To ensure food safety, the FDA recommends the following as minimum internal cooking temperatures:

  • Steak and Pork 145° F (rest cooked meat, 3 minutes) |
  • Seafood 145° F |
  • Chicken 165° F |
  • Ground Beef 160° F |
  • Ground Turkey 165° F |
  • Ground Pork 160° F

Customize It Instructions

  • If using chicken breasts, pat dry. Cook until chicken reaches minimum internal temperature, 5-7 minutes per side.

  • If using salmon, pat dry. Add salmon, skin-side up first, and cook until salmon reaches minimum internal temperature, 4-6 minutes per side.

  • If using sirloin steaks or NY strip steak, pat dry. Cook until steak reaches desired doneness, or 4-6 minutes per side for medium/medium-well. Rest, 3 minutes. Steak thickness can vary; if you receive a thinner steak, we recommend checking for doneness sooner.

  1. 1

    Prepare the Ingredients

    Quarter tomatoes.

    Mince capers.

    Trim and halve yellow squash lengthwise. Cut into 1/4” half-moons.

    Trim and halve zucchini lengthwise. Cut into 1/4” half-moons.

    Zest and halve lemon. Cut one half into wedges and juice the other half.

    Mince chives.

  2. 2

    Make the Tapenade and Crema

    In a mixing bowl, combine tomatoes, capers, 1 tsp. olive oil, and a pinch of pepper. Set aside.

    In another mixing bowl, combine 1 tsp. lemon zest, 2 tsp. lemon juice, and crème fraîche. Set aside.

  3. 3

    Cook the Vegetables

    Place a large non-stick pan over medium-high heat and add 2 tsp. olive oil.

    Add zucchini, yellow squash, 1/4 tsp. salt, and a pinch of pepper to hot pan. Stir occasionally until lightly browned and tender, 4-5 minutes.

    Remove from burner. Stir in butter until melted and combined.

    While vegetables cook, continue recipe.

  4. 4

    Cook the Mahi-Mahi

    Pat mahi-mahi dry and season with a pinch of salt and pepper. Halve any larger pieces to match smaller pieces.

    Place a medium non-stick pan over medium heat and add 1 tsp. olive oil. Add mahi-mahi to hot pan. Cook until mahi-mahi reaches a minimum internal temperature of 145 degrees, 3-4 minutes per side.

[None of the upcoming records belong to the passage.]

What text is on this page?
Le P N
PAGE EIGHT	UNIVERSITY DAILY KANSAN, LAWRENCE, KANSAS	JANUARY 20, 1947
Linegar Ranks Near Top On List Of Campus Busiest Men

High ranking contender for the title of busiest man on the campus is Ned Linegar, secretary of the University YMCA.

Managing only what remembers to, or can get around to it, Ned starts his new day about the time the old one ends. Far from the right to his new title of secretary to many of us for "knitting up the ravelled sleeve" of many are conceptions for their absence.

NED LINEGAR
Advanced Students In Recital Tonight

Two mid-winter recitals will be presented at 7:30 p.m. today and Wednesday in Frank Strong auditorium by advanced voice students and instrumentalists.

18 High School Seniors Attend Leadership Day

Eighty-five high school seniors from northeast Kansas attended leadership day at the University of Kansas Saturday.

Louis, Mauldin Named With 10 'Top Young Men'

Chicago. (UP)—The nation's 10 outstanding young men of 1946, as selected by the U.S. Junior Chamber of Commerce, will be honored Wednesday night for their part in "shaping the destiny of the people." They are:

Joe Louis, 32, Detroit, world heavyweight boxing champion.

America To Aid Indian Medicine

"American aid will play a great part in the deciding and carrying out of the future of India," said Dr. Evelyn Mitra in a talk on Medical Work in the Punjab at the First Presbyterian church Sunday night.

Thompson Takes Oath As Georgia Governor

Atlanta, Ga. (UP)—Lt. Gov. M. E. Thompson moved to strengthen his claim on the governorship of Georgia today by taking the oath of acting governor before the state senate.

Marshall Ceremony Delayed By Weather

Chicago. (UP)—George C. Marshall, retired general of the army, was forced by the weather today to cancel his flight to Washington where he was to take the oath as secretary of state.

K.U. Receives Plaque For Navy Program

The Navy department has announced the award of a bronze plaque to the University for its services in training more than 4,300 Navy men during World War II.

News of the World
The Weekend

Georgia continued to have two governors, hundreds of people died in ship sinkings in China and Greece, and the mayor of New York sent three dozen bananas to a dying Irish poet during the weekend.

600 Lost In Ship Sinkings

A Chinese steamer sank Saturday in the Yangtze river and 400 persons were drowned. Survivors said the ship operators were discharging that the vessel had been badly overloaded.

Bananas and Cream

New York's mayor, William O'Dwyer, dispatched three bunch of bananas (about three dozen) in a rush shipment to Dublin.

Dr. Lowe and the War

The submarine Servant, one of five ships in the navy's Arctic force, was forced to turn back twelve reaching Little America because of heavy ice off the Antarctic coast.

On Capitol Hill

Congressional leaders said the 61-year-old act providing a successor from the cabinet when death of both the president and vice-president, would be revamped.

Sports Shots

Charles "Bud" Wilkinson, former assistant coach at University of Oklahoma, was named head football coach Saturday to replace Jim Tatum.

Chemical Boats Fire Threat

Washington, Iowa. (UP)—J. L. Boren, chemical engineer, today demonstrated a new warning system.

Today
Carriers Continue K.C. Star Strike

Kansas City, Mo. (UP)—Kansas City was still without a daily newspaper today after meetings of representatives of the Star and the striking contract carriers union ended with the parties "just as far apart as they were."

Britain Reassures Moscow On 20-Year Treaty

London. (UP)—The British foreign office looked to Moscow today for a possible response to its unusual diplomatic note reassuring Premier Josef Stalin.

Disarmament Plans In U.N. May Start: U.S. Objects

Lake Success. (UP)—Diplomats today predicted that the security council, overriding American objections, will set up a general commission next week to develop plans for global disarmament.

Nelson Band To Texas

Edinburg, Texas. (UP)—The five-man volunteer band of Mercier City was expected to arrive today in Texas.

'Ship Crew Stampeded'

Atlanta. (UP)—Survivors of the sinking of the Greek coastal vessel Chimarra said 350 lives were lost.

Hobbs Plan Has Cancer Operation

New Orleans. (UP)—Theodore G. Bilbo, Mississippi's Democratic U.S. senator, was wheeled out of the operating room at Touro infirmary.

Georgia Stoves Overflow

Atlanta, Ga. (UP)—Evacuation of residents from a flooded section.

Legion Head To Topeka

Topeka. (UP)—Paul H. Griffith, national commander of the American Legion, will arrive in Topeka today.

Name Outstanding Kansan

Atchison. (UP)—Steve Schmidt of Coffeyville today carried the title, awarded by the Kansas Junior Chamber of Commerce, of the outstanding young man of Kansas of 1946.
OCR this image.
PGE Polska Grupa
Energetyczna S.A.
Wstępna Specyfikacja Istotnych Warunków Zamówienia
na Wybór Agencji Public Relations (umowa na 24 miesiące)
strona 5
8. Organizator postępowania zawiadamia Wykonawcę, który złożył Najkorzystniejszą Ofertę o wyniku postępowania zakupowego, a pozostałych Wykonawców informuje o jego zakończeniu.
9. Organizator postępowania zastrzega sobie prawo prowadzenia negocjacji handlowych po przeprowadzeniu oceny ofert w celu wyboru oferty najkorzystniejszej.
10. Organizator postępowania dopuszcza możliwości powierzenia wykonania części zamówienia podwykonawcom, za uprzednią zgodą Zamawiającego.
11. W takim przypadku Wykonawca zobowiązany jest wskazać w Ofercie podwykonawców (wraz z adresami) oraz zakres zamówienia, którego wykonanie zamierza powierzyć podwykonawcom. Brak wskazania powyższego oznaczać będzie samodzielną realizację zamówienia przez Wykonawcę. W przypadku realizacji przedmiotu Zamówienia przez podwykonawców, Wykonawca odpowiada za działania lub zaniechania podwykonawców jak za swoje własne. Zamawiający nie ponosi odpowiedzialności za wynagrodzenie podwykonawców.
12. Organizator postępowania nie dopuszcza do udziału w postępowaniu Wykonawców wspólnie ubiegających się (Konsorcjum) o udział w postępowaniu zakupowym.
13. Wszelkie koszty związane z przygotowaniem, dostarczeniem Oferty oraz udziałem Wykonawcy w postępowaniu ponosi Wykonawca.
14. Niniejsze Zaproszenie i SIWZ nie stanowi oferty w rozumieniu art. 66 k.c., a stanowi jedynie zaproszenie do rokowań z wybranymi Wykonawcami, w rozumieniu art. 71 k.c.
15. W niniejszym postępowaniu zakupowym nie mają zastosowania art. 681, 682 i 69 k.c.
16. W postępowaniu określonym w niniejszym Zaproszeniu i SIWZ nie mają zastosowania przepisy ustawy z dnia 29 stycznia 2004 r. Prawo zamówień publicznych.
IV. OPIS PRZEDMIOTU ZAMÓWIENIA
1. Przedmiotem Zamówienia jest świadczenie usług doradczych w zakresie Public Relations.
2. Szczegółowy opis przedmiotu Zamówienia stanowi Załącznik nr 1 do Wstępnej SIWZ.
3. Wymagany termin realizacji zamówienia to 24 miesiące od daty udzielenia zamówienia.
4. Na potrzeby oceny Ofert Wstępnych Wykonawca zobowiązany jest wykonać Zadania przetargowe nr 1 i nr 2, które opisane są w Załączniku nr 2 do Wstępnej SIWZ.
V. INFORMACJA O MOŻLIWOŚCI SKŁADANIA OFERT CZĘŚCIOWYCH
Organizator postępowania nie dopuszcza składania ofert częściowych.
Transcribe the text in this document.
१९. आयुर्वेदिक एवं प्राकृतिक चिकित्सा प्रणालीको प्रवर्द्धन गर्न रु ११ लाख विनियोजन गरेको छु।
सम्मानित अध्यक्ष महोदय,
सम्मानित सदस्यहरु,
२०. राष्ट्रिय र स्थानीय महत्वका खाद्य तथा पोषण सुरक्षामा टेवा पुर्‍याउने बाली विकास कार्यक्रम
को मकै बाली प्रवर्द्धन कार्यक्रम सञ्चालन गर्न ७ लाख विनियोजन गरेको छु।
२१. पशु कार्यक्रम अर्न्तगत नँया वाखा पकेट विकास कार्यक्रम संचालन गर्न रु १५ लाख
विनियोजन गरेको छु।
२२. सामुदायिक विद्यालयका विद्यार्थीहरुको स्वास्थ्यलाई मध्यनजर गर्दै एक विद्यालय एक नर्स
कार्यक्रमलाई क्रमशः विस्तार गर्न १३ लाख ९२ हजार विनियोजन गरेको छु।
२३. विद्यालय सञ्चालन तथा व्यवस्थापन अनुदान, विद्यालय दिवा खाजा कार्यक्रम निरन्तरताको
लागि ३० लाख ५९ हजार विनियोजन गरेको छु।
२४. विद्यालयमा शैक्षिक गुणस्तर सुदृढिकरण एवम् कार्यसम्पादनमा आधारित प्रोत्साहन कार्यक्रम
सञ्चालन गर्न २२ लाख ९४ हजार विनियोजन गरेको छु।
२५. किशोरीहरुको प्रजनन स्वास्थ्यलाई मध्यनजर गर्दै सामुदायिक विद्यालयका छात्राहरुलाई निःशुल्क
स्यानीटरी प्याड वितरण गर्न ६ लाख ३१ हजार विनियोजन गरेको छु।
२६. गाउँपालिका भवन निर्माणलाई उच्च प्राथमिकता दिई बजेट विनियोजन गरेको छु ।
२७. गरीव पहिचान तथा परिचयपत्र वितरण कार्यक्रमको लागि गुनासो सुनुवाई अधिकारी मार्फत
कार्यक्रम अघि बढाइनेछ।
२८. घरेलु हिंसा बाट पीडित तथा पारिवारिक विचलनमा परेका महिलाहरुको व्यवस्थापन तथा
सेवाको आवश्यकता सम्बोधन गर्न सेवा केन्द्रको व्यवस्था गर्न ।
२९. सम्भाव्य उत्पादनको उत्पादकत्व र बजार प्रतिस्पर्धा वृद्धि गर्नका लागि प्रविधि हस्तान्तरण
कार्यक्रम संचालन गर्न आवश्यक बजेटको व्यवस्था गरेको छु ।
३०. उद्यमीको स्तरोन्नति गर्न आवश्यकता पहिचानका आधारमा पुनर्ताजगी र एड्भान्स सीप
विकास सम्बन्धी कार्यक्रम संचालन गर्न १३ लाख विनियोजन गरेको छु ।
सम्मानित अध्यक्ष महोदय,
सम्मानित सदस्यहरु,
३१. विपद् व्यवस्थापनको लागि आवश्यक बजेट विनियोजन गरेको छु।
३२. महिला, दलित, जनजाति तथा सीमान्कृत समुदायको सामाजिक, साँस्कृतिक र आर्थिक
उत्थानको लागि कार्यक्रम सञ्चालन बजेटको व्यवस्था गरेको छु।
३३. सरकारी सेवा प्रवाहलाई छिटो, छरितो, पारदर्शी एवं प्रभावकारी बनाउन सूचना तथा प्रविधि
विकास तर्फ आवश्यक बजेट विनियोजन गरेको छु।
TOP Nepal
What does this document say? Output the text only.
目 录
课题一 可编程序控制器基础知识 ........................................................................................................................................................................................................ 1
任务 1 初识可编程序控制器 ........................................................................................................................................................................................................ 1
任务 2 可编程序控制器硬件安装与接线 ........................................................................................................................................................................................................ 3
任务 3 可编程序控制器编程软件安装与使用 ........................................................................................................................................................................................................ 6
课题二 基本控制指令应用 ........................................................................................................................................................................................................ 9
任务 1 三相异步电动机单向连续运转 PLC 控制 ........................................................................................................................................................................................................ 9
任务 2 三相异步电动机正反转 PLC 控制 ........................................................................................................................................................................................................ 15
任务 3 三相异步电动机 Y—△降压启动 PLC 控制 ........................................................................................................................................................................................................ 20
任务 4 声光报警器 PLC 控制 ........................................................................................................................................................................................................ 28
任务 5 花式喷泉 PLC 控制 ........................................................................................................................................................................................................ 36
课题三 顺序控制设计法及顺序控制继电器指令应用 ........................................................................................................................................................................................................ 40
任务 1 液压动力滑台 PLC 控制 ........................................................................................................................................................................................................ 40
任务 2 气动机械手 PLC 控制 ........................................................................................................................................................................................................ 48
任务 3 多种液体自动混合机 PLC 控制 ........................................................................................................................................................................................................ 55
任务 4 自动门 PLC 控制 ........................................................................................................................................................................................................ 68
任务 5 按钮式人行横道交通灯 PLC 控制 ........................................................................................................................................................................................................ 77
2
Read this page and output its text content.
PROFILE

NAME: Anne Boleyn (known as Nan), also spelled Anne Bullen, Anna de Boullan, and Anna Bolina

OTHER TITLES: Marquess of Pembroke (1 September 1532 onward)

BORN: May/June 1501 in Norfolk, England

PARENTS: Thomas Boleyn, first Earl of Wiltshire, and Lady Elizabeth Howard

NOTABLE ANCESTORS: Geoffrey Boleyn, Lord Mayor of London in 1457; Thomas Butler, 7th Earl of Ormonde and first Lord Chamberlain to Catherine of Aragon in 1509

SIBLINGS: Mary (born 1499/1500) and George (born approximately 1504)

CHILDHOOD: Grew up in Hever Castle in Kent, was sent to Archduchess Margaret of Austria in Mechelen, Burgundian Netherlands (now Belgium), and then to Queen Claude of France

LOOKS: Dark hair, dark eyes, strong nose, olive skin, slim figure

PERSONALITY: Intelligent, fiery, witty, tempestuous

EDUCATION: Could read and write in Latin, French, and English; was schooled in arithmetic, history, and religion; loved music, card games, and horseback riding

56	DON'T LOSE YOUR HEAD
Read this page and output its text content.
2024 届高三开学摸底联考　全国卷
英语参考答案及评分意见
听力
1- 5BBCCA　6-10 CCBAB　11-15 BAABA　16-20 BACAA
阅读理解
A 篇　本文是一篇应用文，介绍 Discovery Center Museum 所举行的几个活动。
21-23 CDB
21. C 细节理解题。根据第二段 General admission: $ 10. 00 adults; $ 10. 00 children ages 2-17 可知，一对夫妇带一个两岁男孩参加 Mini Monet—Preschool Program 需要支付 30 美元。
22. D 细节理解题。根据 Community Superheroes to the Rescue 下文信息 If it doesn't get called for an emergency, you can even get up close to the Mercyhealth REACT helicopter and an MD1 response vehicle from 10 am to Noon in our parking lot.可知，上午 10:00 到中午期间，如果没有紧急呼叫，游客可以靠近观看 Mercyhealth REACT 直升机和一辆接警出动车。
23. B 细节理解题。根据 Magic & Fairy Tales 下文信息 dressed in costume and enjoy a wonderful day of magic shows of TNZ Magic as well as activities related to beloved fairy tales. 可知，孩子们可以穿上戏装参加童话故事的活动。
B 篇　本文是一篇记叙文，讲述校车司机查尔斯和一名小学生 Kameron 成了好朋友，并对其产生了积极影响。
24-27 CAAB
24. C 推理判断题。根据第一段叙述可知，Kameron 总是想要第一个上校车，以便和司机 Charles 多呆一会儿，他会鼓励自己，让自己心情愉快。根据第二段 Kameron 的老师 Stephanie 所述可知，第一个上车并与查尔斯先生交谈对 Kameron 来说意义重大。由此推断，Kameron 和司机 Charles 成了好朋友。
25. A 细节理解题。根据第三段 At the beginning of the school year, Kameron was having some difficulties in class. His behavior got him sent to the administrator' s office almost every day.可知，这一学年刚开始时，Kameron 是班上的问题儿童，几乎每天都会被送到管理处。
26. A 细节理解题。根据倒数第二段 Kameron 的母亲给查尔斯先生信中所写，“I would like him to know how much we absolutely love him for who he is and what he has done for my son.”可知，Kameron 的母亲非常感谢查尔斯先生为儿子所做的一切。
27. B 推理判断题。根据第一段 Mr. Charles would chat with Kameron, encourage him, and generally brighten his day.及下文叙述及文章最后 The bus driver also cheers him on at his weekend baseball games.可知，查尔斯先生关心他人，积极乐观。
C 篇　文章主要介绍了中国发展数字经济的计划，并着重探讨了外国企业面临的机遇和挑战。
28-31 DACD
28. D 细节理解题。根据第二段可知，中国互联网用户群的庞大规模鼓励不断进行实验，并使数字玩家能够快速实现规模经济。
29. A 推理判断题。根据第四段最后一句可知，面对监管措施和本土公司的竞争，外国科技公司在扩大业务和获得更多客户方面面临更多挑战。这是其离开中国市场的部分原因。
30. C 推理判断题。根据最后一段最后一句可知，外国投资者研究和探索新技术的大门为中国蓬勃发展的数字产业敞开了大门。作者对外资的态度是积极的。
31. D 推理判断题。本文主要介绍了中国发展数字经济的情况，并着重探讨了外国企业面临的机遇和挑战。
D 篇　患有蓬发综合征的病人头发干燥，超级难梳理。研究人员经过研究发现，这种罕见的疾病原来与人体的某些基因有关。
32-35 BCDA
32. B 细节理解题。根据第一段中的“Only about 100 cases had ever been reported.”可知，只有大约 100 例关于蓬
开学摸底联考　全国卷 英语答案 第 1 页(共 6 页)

    Fish thickness can vary; if you receive a thinner fillet, we recommend checking for doneness sooner. Remove from burner.

  5. 5

    Finish the Dish

    Plate dish as pictured on front of card, topping mahi-mahi with crema, tapenade, and chives. Garnish vegetables with cheese. Squeeze lemon wedges over to taste. Bon appétit!